Mueller talked about the idea in the context of “right-sizing” the agency. Her main priority, she said, is “getting in front” of the steadily increasing numbers of calls to the agency’s hotline, the resulting increase in investigations and the increased number of kids in care, which she said is “really unsustainable at some point.” Instead, she said she wants to “focus on prevention” and work with other state agencies “to make sure that no family is coming into or touching the DCFS system just because they need support and services for their child.”
“Most kids,” she said, “want to be with family, they want to be at home.” And she noted that “strong, healthy families” would help “keep kids safe.”
Cook County Public Guardian Charles Golbert has been a ferocious critic of DCFS over the years, but he called a recent meeting with Director Mueller “highly productive.” (Director Mueller said she wants regular meetings with Golbert to make sure their two offices are “finding solutions together.”)
Golbert, however, pointed out that, despite all the increases of youth in care, the state’s rate of removing kids from families is “one of the lowest in the country, and has been for the past ten years or so.” He also warned that when DCFS has in the past tried to decrease the removal rate, “we have often seen many high-profile cases of dead children.”
Kyle Hillman with the National Association of Social Workers’ Illinois chapter has also been a sharp critic of DCFS, but he had a much different take than Golbert.
“The director's strategy to adjust the number of children in care, prioritize kinship, overhaul departmental culture and processes, and enhance the provision of intact services and community programs, is undeniably the correct policy and structural direction for the department,” Hillman said. Too little public attention is paid to “the thousands of cases where this approach has significantly benefited families and youths in care,” Hillman claimed. Instead, he said, “it's the tragic incidents, including the loss of lives among children previously involved with DCFS, that tend to dominate headlines.”
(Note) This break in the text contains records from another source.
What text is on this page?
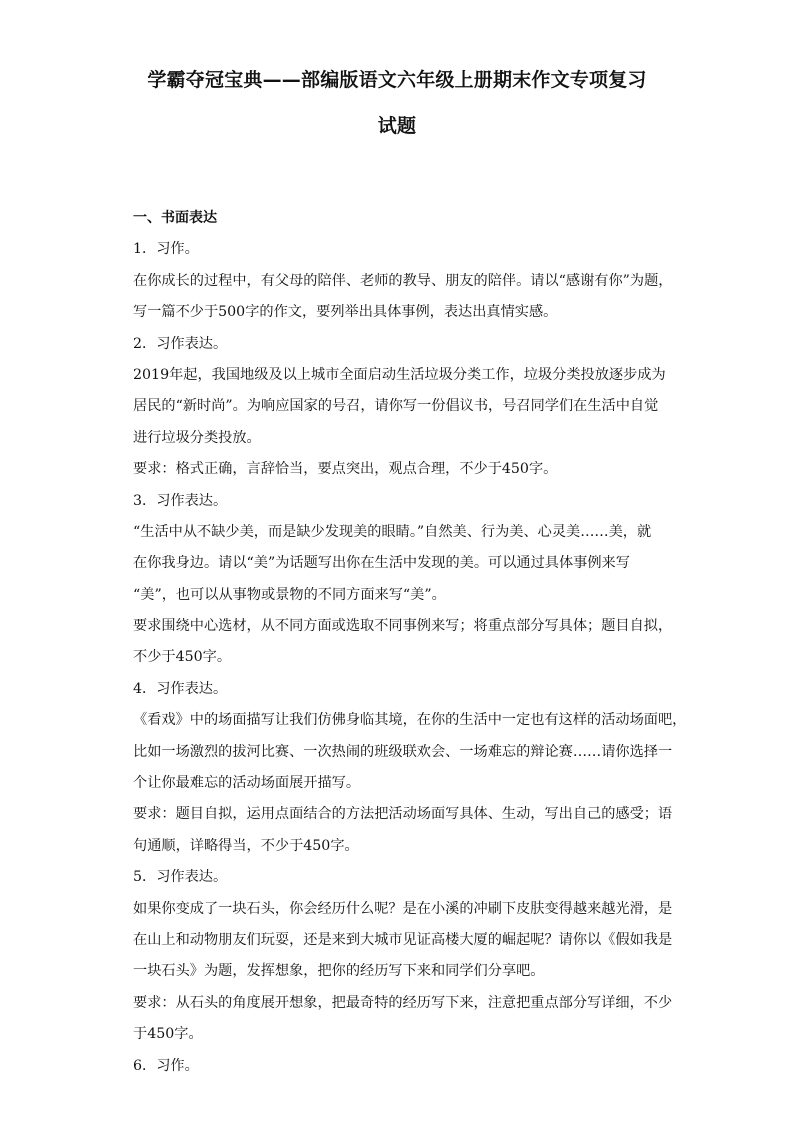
学霸夺冠宝典——部编版语文六年级上册期末作文专项复习
试题
一、书面表达
1．习作。
在你成长的过程中，有父母的陪伴、老师的教导、朋友的陪伴。请以“感谢有你”为题，
写一篇不少于500字的作文，要列举出具体事例，表达出真情实感。
2．习作表达。
2019年起，我国地级及以上城市全面启动生活垃圾分类工作，垃圾分类投放逐步成为
居民的“新时尚”。为响应国家的号召，请你写一份倡议书，号召同学们在生活中自觉
进行垃圾分类投放。
要求：格式正确，言辞恰当，要点突出，观点合理，不少于450字。
3．习作表达。
“生活中从不缺少美，而是缺少发现美的眼睛。”自然美、行为美、心灵美……美，就
在你我身边。请以“美”为话题写出你在生活中发现的美。可以通过具体事例来写
“美”，也可以从事物或景物的不同方面来写“美”。
要求围绕中心选材，从不同方面或选取不同事例来写；将重点部分写具体；题目自拟，
不少于450字。
4．习作表达。
《看戏》中的场面描写让我们仿佛身临其境，在你的生活中一定也有这样的活动场面吧，
比如一场激烈的拔河比赛、一次热闹的班级联欢会、一场难忘的辩论赛……请你选择一
个让你最难忘的活动场面展开描写。
要求：题目自拟，运用点面结合的方法把活动场面写具体、生动，写出自己的感受；语
句通顺，详略得当，不少于450字。
5．习作表达。
如果你变成了一块石头，你会经历什么呢？是在小溪的冲刷下皮肤变得越来越光滑，是
在山上和动物朋友们玩耍，还是来到大城市见证高楼大厦的崛起呢？请你以《假如我是
一块石头》为题，发挥想象，把你的经历写下来和同学们分享吧。
要求：从石头的角度展开想象，把最奇特的经历写下来，注意把重点部分写详细，不少
于450字。
6．习作。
The two DCFS critics were unified, however, when it came to Director Mueller’s discussion of kids who appear to be trapped in “beyond medical necessity” hospitalizations. Numerous stories have been written about children who are in mental hospitals and can’t leave because there’s no place for them to go.
Mueller said 31 children were currently in beyond medical necessity situations, and said that “beyond medical necessity is the term that an insurance provider uses to classify a child when they will no longer pay for services for that child… It doesn't always mean that that child doesn't require further treatment and intensive care.”
Golbert, the public guardian, said that while beyond medical necessity is indeed an insurance term, Director Mueller was “mistaken and, frankly, disingenuous” about what it really means.
“If you talk with the doctors and care providers at the hospital,” Golbert said, “they will tell you how horrible this is for the children, how they don’t need to be there, and how unconscionable it is that DCFS doesn’t have anywhere for the children.”
The NASW’s Hillman agreed. “The issue at hand is not about denying necessary care to those who need it; rather, it centers on the grave reality that children deemed ready to transition to less restrictive environments are instead left languishing in hospital settings.”
Even so, Mueller said that finding placements for those children is an “immediate priority of mine.”
At the end of the conversation, I wished Director Mueller luck, because despite, her obvious skills, talents, and experience, she’ll likely need it.